The area of cross-section in the broader section of the straight tube is A_{1} and that of the narrower section is A_{2} . The speed of flow of the fluid in the narrower section is v_{2} and that at the broader section is v_{1}

Using the principle of continuity, we have

v_{1}A_{1} = v_{2}A_{2} ………(i)

$\large \frac{A_1}{A_2} = \frac{v_2}{v_1}$

The fluid is incompressible. Therefore,

v_{1} A_{1} ρ = v_{2} A_{2} ρ ……..(ii)

Suppose that the pressure in the broader section is P_{1} and in the narrower section is P_{2}

Therefore, P_{1} – P_{2} = hρ_{0}g ……..(iii)

where ρ_{0} is the density of mercury in the U-tube, and h represents the difference in the levels of mercury in the limbs of the U-tube.

Now, applying Bernoulli’s principle at the two positions, we have

$ \displaystyle P_1 + \frac{1}{2}\rho v_1^2 = P_2 + \frac{1}{2}\rho v_2^2 $

$ \displaystyle P_1 – P_2 = \frac{1}{2}\rho (v_2^2 – v_1^2 ) $

$ \displaystyle \rho_0 g h = \frac{1}{2}\rho (v_2^2 – v_1^2 ) $

$ \displaystyle \rho_0 g h = \frac{1}{2}\rho v_1^2(\frac{v_2^2}{v_1^2} – 1) $

$ \displaystyle \rho_0 g h = \frac{1}{2}\rho v_1^2(\frac{A_1^2}{A_2^2} – 1) $ …(iv)

Solving equations (1) and (4) for v_{1}, we have

$ \displaystyle v_1 = A_2 \sqrt{\frac{2\rho_0 g h}{\rho (A_1^2 -A_2^2)}} $ …….(v)

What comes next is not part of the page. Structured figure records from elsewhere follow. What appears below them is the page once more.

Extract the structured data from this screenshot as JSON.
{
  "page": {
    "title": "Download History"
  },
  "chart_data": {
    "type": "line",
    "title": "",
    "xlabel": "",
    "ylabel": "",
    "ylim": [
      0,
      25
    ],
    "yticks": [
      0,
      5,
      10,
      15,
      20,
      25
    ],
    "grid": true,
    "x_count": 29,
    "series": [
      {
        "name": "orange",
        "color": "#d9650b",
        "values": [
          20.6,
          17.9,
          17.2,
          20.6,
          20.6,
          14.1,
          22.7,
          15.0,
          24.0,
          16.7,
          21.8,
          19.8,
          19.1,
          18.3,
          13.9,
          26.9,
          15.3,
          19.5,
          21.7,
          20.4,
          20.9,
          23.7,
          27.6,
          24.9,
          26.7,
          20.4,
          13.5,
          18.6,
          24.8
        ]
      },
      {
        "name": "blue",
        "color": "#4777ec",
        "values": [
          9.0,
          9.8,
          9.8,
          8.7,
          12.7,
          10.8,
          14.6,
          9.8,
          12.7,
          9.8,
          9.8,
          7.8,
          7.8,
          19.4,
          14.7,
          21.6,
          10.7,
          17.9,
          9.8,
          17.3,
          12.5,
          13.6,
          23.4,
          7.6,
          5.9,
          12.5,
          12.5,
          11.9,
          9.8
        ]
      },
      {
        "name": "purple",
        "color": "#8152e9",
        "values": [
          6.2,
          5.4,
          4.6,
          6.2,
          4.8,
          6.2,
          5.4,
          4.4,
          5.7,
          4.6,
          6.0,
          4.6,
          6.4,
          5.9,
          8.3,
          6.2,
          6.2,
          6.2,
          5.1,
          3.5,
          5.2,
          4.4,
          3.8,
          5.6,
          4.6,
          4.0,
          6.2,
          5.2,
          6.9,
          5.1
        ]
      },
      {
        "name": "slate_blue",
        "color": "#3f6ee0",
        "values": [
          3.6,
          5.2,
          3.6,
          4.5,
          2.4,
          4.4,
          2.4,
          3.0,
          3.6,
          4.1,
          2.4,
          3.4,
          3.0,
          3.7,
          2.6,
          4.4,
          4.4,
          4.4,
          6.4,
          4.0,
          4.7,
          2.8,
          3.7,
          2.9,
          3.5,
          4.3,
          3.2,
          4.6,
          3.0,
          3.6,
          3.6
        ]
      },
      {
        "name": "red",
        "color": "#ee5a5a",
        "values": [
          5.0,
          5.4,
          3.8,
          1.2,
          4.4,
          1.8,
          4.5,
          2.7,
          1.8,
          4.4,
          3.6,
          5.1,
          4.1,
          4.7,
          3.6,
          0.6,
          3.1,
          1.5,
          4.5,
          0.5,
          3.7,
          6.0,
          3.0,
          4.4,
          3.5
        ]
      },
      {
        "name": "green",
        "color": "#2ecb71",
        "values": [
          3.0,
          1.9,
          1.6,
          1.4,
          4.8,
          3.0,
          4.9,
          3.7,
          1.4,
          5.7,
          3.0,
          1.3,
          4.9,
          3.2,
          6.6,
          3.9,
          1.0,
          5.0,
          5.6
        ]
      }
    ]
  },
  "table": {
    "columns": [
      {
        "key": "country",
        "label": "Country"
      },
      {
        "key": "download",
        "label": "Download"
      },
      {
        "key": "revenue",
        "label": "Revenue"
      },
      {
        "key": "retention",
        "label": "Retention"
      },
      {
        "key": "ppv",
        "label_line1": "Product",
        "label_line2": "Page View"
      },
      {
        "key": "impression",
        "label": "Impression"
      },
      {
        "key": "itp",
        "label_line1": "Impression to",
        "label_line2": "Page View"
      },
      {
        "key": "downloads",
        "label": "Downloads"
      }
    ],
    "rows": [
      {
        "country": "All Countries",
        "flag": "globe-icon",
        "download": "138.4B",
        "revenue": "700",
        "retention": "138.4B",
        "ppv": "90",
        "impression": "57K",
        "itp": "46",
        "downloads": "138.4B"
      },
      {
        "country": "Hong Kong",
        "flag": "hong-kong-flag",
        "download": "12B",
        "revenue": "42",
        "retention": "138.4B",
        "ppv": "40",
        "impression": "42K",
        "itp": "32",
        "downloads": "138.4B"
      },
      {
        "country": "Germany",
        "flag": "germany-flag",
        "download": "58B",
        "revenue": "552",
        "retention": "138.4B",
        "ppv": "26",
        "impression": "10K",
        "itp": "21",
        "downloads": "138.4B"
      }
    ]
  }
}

Therefore the rate of flow of fluid is given by,

Q = A_{1} v_{1}

$ \displaystyle Q = A_1 A_2 \sqrt{\frac{2\rho_0 g h}{\rho (A_1^2 -A_2^2)}} $ ……(vi)

Solved Example : The ratio of the radius of the tube of a venturimeter is η (η >1). The ratio of the densities of the liquid in the manometer and the moving fluid is η_{1}. If the difference in heights of the liquid column in the manometer is h, find the minimum speed of flow of the fluid.

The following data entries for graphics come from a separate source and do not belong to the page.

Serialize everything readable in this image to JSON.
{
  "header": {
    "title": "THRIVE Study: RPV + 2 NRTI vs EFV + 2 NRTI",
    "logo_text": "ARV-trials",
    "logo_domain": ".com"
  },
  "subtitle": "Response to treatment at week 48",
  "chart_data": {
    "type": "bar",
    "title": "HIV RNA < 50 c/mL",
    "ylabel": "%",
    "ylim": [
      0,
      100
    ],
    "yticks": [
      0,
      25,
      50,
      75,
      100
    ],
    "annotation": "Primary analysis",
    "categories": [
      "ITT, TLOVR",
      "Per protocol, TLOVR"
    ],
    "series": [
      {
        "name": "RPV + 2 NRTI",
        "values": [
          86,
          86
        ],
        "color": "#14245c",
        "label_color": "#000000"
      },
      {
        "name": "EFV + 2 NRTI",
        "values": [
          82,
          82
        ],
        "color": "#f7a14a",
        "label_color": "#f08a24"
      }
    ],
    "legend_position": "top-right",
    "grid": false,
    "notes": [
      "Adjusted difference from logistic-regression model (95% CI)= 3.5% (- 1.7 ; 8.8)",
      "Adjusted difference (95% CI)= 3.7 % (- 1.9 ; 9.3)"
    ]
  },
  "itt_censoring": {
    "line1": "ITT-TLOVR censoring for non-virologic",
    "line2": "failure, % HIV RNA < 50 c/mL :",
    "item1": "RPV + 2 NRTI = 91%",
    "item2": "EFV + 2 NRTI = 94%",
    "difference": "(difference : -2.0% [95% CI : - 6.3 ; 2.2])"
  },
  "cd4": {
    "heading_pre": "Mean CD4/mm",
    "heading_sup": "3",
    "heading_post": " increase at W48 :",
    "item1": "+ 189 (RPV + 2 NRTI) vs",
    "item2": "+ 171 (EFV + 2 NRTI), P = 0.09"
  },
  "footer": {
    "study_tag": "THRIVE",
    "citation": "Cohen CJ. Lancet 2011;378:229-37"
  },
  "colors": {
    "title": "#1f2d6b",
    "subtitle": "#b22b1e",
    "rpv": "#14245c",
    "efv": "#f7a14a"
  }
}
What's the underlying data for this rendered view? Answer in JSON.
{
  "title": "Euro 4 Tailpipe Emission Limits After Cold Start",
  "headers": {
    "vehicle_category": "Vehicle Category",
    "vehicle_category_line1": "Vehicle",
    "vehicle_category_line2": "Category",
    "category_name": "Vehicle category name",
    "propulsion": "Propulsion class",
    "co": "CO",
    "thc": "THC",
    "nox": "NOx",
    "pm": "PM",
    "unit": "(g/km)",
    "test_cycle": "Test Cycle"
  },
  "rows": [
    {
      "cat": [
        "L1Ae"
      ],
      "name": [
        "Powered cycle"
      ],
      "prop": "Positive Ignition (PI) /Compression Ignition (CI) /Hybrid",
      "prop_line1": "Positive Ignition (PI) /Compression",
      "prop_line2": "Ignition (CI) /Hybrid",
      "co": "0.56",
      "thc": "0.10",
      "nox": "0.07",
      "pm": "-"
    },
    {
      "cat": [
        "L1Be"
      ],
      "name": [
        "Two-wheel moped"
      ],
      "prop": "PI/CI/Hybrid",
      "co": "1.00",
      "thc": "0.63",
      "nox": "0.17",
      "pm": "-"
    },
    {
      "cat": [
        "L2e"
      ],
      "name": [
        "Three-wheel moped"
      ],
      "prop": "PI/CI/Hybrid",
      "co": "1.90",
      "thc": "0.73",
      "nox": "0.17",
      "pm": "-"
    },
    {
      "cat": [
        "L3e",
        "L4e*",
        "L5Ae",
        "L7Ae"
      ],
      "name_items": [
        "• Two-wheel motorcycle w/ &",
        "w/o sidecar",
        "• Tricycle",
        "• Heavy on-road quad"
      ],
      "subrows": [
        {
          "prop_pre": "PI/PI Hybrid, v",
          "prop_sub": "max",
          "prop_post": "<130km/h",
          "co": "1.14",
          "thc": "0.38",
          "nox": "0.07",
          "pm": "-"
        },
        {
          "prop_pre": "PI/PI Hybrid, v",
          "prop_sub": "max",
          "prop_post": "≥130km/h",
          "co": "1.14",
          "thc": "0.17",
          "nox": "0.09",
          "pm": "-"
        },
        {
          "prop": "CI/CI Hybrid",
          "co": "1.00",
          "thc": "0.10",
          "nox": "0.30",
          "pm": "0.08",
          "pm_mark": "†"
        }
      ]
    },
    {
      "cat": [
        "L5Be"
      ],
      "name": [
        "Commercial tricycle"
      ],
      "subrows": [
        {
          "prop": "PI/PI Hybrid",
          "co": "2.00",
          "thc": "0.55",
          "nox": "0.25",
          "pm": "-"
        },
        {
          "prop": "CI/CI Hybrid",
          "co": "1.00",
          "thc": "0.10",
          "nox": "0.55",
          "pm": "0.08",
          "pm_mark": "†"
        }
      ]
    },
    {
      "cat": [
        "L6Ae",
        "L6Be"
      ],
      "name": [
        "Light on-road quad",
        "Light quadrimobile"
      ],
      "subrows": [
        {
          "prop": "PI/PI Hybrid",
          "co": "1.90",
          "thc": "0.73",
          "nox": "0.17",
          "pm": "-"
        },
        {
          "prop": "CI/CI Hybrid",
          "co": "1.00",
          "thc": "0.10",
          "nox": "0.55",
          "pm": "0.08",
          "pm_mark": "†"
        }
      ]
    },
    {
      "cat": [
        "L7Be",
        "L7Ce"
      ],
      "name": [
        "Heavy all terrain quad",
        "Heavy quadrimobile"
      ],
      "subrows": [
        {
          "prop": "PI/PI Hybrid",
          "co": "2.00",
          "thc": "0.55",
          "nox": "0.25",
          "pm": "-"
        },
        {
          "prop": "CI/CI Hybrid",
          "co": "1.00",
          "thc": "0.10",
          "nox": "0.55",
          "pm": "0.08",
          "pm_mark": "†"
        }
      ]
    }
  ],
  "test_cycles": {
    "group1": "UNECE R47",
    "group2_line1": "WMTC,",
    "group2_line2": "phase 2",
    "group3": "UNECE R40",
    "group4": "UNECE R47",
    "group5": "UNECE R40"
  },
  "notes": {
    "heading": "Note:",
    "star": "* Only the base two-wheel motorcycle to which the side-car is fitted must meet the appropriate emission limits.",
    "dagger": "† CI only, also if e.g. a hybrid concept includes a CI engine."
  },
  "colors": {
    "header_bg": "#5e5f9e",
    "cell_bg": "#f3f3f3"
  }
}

Solution: The speed of flow is minimum when the cross-sectional area of the tube is maximum. The equation for minimum speed of flow of the fluid in a venturimeter is given as

$ \displaystyle v_1 = A_2 \sqrt{\frac{2\rho_0 g h}{\rho (A_1^2 -A_2^2)}} $

$ \displaystyle v_1 = \sqrt{\frac{2\rho_0 g h}{\rho ((A_1/A_2)^2 – 1)}} $

Putting ρ_{o}/ρ = η_{1} and ,

$\displaystyle \frac{A_1}{A_2} = \frac{\pi r_1^2}{\pi r_2^2} = (\frac{r_1}{r_2})^2 = \eta^2 $

we obtain ,

$ \displaystyle v_1 = \sqrt{\frac{2\eta_1 g h}{\eta^4 -1}} $

Exercise : In a venturimeter, the diameter of the pipe is 4 cm and that of constriction is 3 cm. The heights of the liquid of density 1.5 gm/cc. in the pressure tube is 20 cm at the pipe and 5 cm at the constrictions. What is the discharge rate of water flowing inside the pipe?